The Project for Excellence in Journalism, an arm of the Pew Research Center, is releasing today its annual State of the News Media report, and the news is not good. Although the exhaustive report covers every aspect of journalism and news gathering — newspapers, magazines, the Internet, radio, cable, national and local TV — the Project appears to ring the loudest warning bells for newspaper journalism.
As James Rainey at the LA Times points out, the new trend of “hyper-local” coverage in newspapers comes in for particular criticism by the Project. The trend toward hyper-localism has resulted (and perhaps was triggered by) cost-cutting; major papers around the nation have slashed or shuttered their international bureaus, for example, and filled the resulting holes with more intensive, and less expensive, local coverage. “Concepts like hyper-localism, pursued in the most literal sense, can be marketing speak for simply doing less,” the report states.
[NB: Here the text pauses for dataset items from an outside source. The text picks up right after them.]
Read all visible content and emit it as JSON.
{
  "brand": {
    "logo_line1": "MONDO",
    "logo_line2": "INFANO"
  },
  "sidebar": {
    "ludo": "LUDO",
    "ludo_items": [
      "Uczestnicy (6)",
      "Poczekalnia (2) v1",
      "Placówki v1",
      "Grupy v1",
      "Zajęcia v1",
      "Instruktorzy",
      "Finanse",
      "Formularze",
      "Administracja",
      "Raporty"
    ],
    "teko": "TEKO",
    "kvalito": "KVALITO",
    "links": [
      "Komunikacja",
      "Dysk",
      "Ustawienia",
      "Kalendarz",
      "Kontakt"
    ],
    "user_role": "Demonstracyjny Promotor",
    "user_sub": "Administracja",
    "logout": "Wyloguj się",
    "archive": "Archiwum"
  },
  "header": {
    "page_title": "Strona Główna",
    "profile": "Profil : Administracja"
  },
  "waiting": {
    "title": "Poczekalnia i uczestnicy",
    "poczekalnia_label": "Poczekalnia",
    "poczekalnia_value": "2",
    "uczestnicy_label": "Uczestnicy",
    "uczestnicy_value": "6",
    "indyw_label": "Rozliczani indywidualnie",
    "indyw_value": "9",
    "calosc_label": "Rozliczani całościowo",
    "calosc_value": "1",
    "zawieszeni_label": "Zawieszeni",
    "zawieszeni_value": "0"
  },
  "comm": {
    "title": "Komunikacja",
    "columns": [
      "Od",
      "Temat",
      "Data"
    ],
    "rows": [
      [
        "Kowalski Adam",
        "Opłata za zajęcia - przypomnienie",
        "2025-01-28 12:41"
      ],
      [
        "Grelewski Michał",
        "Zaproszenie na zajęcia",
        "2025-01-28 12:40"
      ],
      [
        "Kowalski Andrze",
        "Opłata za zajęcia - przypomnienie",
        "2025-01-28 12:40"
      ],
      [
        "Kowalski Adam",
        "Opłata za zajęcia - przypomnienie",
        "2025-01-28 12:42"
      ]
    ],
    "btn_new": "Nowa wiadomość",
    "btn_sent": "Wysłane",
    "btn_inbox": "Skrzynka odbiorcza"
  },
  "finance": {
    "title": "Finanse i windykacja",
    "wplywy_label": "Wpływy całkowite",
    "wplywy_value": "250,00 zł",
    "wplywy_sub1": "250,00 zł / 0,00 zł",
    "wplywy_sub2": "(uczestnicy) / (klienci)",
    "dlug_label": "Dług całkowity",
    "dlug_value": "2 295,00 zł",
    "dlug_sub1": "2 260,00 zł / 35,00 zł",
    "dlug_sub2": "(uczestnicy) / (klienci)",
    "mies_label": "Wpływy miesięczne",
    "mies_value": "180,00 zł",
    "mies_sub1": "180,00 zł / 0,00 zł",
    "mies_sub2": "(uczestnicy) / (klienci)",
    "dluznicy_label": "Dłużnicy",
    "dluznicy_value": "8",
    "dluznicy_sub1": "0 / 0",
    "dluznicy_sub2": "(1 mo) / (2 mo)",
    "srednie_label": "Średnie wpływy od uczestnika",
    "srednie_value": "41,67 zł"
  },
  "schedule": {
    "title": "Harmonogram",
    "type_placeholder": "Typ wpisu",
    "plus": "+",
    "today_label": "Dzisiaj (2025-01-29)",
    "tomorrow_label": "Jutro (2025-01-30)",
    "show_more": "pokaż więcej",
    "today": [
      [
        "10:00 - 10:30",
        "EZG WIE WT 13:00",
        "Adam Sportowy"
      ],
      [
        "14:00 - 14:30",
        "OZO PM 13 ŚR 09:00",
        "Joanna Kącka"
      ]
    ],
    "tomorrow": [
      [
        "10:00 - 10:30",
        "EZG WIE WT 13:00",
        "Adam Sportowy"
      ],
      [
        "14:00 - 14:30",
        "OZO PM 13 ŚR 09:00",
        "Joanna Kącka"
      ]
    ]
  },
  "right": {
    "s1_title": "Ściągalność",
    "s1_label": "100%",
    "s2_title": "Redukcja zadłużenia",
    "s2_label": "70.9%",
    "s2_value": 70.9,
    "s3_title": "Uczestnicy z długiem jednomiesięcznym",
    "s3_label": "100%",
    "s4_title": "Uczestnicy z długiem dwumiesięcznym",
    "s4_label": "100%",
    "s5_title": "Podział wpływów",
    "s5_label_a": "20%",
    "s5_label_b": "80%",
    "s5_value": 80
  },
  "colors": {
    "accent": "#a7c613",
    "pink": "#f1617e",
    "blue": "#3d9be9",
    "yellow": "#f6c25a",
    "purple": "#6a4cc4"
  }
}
The report also raises some very obvious issues that have bedeviled the news media over the past two to three years and makes some no-brainer recommendations, such as “The evidence is mounting that the news industry must become more aggressive about developing a new economic model.”
One interesting observation made in the report is that blogging is starting to splinter into elites and non-elites when it comes to standards and ethics. Because bloggers range from true journalists all the way down to part-time rumormongers, some top journalists are moving in the direction of professionalizing the blogging world, ironically creating an elite sphere in what is the “citizen’s” medium.
To protect themselves, some of the best-known bloggers are already forming associations, with ethics codes, standards of conduct and more. The paradox of professionalizing the medium to preserve its integrity as an independent citizen platform is the start of a complicated new era in the evolution of the blogosphere.